When I got to the coffee bike, I was immediately asked if I wanted a double-shot; because Figgy gets me. He really does. Then, while enjoying my coffee, he introduced me to Mathilde—at least, that’s what we’ll call her as I don’t remember her actual name. As it turns out Mathilde is also a photographer who likes Figgy’s coffee. As it also turns out, Mathilde’s camera brand of choice matched the brand I happened to grab that day.
I should mention that I’m brand agnostic, and that in 35mm I’ve used, owned, and been happy with most major brands. Hell, I’m digital-film agnostic. While I choose to work with film, what matters to me is the final image. Derrida be praised.
At any rate, Mathilde approved of my camera body, for what it’s worth; as if the same engineers who made her full-frame digital were the same ones who designed my 70’s reflex. I thought I had escaped the camera-gear-brand debate. I was going to ask her what kind of photos she made; but, apparently, she hadn’t completely signed-off on my kit.
“Wait, what lens do you have on there?” (Splitters in Cokin filter holders don’t make it easy to eye one’s optic’s specs.)
“Oh it’s a [normal focal length lens, with a modest aperture].”
She, then, sipped her coffee and let slip a tiny noise of photographic Bourgeoisie. It was clear that she did not approve and that my work was clearly no threat to her photographic oeuvre.
“I take it you typically shoot with faster lenses?”
“Yes, I only use fast glass. But, I do this professionally.”
As mentioned, with splitter work, one controls the fade between the two exposures using aperture. For my street photos with a normal focal length I don’t open wider than f/4, else there’s too much blur between the two sides. Opening wider than f/2 results in images almost identical to using no splitter at all. Typically, I shoot this series at f/5.6. The lens I had chosen to shoot with that day opens (slightly) more than f/4, making it fine for the photos I was making. One of these photos may have been taken on that walk, I don’t remember. I can tell you that different brand-model-lens combinations are represented.
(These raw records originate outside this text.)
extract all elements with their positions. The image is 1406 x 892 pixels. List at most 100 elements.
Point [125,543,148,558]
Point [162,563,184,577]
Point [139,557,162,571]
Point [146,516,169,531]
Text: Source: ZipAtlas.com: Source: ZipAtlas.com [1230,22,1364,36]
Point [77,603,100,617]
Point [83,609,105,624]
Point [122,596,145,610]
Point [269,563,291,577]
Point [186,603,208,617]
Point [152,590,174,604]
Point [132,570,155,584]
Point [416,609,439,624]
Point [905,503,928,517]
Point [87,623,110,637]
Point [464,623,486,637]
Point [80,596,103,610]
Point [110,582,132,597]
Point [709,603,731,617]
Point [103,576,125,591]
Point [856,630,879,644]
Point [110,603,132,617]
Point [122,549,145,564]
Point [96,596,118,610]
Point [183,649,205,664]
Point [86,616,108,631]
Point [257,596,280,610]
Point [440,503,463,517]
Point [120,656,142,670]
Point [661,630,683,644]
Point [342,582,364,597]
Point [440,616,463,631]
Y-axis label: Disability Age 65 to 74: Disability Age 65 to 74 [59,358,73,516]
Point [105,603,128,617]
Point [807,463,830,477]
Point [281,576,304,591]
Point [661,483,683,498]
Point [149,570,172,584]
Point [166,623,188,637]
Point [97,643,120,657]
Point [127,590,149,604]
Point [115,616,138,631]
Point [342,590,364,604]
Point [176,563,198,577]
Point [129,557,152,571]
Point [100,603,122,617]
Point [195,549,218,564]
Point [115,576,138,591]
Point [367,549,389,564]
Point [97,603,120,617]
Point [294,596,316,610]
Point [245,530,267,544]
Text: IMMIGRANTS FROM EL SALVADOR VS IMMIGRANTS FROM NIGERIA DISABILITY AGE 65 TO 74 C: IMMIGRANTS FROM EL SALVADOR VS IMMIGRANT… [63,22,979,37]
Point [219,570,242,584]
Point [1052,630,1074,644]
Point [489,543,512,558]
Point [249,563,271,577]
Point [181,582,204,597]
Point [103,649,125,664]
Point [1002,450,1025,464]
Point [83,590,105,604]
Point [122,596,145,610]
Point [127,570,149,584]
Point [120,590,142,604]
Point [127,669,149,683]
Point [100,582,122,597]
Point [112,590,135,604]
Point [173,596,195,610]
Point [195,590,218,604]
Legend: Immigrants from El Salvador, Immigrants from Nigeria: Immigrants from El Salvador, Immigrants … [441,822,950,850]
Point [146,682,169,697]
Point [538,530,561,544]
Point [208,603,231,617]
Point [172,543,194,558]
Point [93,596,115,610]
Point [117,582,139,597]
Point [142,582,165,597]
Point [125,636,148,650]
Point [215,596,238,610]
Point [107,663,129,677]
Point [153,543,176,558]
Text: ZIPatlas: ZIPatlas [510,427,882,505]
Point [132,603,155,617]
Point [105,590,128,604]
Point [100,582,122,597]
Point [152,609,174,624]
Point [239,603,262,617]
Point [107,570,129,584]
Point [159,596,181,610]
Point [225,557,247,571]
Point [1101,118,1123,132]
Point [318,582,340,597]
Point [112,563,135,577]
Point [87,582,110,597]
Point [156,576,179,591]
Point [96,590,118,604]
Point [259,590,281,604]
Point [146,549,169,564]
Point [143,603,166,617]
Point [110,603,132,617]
It’s insane that sometimes we talk about gear before first discussing the images we want to create. Gear should serve the image, but all too often we shoot photos to show off the gear. I love my cameras, and their quirks. But, in the end, capital “P” Photography is about the images. Whether they are made with a wide aperture, a small one, plastic optics, or a sonnar who’s elements were molded in the sun by Ra himself; we mustn’t lose focus on the image.